The wind howls between us, rattling the dying leaves from the trees.
She looks at me.
I stare at her.
The world goes still.
That’s when I feel it.
A presence of something wrong, something familiar.
An aroma carried on the wind—rose oil and temple incense.
My breath locks in my throat.
How can I forget that aroma?
I know it better than I know my own fucking curse.
The space shifts.
The shadows move.
She steps into view.
And everything inside me stops.
My body locks, ice and fire colliding under my skin.
I can’t breath, and my muscles seem to spasm.
She is in front of me. Whole and alive.
Aereth.
My Aereth.
The woman I watched die.
The woman my father killed.
She should be rotting in the void. Below the cliffs.
Someone like her should be a ghost, a nightmare, a fucking memory.
But she is here.
Her dark eyes glow with something unnatural, her long hair whipping in the wind, her lips curved into something soft, something cruel.
"Hello, Zephiran," she murmurs.
She makes it sound as if she never left. Like she never fucking died.
It’s as if she didn’t tear my heart out the day she slipped through my fingers and fell into the abyss.
My chest tightens, something cold curling around my heart, something ancient and horrible and hungry.
This is not fucking real.
I swallow hard, forcing my voice out.
"Aereth?"
Her lips curve higher.
"As if you don’t recognize me."
I can’t speak.
Can’t fucking think.
She is in front of me, standing on solid ground, breathing, speaking.
And I feel?—
Nothing.
No relief.
No joy.
Just cold.
Just the nagging, quiet whisper of something wrong.
Something in the back of my skull screaming that this isn’t real, that this is a trick, that this is a trap.

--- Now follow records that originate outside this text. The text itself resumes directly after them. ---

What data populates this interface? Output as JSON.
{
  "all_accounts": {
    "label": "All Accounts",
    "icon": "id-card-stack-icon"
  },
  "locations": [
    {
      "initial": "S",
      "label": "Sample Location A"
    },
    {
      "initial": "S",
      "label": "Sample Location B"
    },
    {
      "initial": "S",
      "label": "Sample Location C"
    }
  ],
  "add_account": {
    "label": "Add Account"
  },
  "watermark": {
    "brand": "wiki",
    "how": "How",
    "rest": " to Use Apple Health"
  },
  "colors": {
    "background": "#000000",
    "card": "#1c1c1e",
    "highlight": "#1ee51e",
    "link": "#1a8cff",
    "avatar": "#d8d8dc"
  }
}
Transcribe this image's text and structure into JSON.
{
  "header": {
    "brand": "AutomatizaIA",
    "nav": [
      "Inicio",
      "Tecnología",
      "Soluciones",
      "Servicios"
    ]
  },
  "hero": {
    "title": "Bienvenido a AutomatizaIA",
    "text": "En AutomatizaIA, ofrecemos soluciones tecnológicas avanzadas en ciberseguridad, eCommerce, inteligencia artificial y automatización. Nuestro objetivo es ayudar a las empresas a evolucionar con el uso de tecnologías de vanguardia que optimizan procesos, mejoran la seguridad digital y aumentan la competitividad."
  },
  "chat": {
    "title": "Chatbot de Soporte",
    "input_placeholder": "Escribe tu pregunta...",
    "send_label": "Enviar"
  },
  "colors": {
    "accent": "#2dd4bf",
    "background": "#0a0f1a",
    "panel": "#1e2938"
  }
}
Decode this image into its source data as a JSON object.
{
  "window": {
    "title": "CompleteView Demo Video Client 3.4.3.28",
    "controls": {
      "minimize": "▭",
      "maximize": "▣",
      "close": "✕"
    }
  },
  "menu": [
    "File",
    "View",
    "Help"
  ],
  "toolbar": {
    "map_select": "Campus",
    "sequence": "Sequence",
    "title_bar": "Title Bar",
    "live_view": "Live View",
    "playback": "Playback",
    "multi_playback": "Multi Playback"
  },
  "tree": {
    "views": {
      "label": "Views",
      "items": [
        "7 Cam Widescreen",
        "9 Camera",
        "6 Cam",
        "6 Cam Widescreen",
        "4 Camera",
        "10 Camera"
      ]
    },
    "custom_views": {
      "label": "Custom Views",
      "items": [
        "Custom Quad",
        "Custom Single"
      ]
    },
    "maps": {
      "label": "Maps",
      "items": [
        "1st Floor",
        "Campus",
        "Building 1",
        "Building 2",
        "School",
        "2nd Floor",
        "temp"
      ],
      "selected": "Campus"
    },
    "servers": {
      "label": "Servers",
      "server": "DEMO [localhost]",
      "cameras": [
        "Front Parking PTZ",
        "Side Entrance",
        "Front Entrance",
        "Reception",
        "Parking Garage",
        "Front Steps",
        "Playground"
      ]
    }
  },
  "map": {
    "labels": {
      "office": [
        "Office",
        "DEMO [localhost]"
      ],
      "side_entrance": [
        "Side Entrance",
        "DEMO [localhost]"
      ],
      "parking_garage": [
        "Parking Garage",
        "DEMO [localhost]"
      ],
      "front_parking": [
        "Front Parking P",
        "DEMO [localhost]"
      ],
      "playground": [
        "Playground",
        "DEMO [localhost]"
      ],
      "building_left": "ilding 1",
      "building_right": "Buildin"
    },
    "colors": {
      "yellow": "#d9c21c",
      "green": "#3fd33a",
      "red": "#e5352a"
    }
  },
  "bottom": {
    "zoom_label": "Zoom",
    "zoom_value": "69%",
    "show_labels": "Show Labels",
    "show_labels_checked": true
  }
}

But I don’t care. Deep down, all that matters is she’s here.
I feel Naira before I see her.
Feel the way her body stiffens beside me, feel the way her breath catches, feel the implications of her silence pressing against my nape.
She is not stupid.
She sees what’s happening.
She’s witnessing the way Aereth looks at me.
She notices the way I haven’t moved.
And I know exactly what she’s thinking.
She’s not the first.
I’ve done this before with another woman.
With someone who isn’t her.
Naira says nothing.
And I feel the slow, creeping distance already settling in.
The way she is shutting me out before I can even decide what the fuck this means.
I feel the slow, sickening pull of something I don’t recognize.
Guilt.
I refused to look at her, Becausef I do, I won’t be able to stop her from seeing the truth.
That I don’t know what this means.
That I don’t understand who I am supposed to want anymore.
Because Aereth is here.
And Naira is watching.
And something deep inside me is crumbling like sand, drifting into the wind.